To our guest critics:
Students in Digital Archives have been charged with “reimagin[ing] the “interface” to the archives by prototyping… platforms for highlighting and recontextualizing noteworthy archival material – particularly material regarding the history of media study and media-making at The New School.” They’ve chosen to create a single class-wide exhibition — with each student making an individual contribution based on his or her own interests — using the Scalar platform. You’ll see here some of our “conceptual” plans for the exhibition; the second image shows students’ individual areas of interest. And some students have posted their individual project proposals here.
As you can see in my instructions to the students, below, they’re starting to translate their conceptual interests into concrete exhibitions of “archival stuff.” They’ll be sharing their evolving ideas with you in the form of a pecha kucha, with each student delivering a fast-paced presentation consisting of 20 slides. We’d value your input, at this formative stage, on how their projects are taking shape. Is there a there there? Are there rhetorical strategies they should employ to help them more effectively convey their messages via exhibition? Are there particular archival materials you’d recommend that they include? Are there ethical issues they need to consider? Do you see any potentially fruitful synergies between different students’ projects?

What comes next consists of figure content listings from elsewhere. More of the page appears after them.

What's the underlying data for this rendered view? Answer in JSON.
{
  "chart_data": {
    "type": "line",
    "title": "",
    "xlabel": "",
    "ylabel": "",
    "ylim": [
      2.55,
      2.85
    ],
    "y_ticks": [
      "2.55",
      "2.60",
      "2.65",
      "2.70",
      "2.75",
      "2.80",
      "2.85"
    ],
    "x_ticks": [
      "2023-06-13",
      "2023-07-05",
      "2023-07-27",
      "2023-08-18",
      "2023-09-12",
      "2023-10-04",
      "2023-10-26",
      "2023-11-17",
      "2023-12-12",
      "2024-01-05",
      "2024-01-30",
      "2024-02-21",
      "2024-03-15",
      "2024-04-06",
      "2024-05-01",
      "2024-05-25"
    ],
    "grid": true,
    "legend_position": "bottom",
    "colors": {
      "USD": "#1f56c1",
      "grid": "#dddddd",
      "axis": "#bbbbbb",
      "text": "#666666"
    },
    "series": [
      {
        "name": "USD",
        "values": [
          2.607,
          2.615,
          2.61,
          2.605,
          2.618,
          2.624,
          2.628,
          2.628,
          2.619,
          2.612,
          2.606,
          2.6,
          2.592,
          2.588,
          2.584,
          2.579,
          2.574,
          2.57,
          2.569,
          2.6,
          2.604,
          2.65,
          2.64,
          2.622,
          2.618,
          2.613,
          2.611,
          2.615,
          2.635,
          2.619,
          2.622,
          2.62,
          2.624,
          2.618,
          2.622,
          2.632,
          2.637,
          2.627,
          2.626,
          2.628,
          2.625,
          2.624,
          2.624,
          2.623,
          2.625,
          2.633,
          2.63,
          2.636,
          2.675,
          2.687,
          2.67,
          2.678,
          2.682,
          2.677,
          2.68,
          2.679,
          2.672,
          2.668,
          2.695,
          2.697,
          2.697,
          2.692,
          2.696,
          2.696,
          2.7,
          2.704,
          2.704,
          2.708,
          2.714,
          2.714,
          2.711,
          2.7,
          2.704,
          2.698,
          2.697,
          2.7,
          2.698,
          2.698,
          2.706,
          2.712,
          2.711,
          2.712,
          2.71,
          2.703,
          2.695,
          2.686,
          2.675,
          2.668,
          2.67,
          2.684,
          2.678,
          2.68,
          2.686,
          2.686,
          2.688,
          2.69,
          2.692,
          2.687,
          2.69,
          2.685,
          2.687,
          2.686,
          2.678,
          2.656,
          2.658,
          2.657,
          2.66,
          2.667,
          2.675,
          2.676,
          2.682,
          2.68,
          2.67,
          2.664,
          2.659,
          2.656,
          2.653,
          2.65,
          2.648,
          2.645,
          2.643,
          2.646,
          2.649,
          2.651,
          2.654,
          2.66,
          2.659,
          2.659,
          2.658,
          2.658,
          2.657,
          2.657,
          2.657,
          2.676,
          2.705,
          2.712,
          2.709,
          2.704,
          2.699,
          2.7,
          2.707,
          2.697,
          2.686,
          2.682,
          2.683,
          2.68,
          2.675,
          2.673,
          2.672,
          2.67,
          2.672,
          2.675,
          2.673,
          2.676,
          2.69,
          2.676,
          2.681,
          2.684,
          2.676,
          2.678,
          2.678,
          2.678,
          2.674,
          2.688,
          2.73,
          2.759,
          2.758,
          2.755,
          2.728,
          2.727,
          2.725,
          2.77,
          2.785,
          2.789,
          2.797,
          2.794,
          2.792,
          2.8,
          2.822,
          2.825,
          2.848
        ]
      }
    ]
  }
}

To Digital Archives students:
The Pecha Kucha exercise will serve to:
- help your classmates learn about your particular theoretical and topical interests (which will also help us formalize plans for collaboration);
- encourage you to think concretely about the “stuff” of your contribution – i.e., how you’ll flesh out your conceptual interests with exhibitable archival objects and arguments [Your plans are undoubtedly still taking shape at this stage of the semester, and they’ll continue to evolve as you “actualize” your project on Scalar – so, rather than thinking of this presentation as a demonstration of “your work,” I encourage you to approach it more as a preview of what’s possible in your final project]; and
- allow you to receive some design feedback — about how to frame your exhibition — from the experts who’ll be visiting us in class.
Learn about PechaKuchas here. See also Olivia Mitchell’s “Five Presentation Tips for Pecha Kucha or Ignite Presentation” Speaking About Presenting [blog post], and check out some videos of Ignite presentations.
Here’s what you need to do: Prepare a 20-slide, automatically advancing (timed) presentation (20 seconds per slide) that encapsulates the topics / themes, archival “stuff,” and arguments that are central to your project, and that previews the breadth of media forms and formats that you’re likely to include in your exhibition. Because our projects are not solely visual, you’re welcome to incorporate audio and video clips – as long as they’re limited to 20-second bites.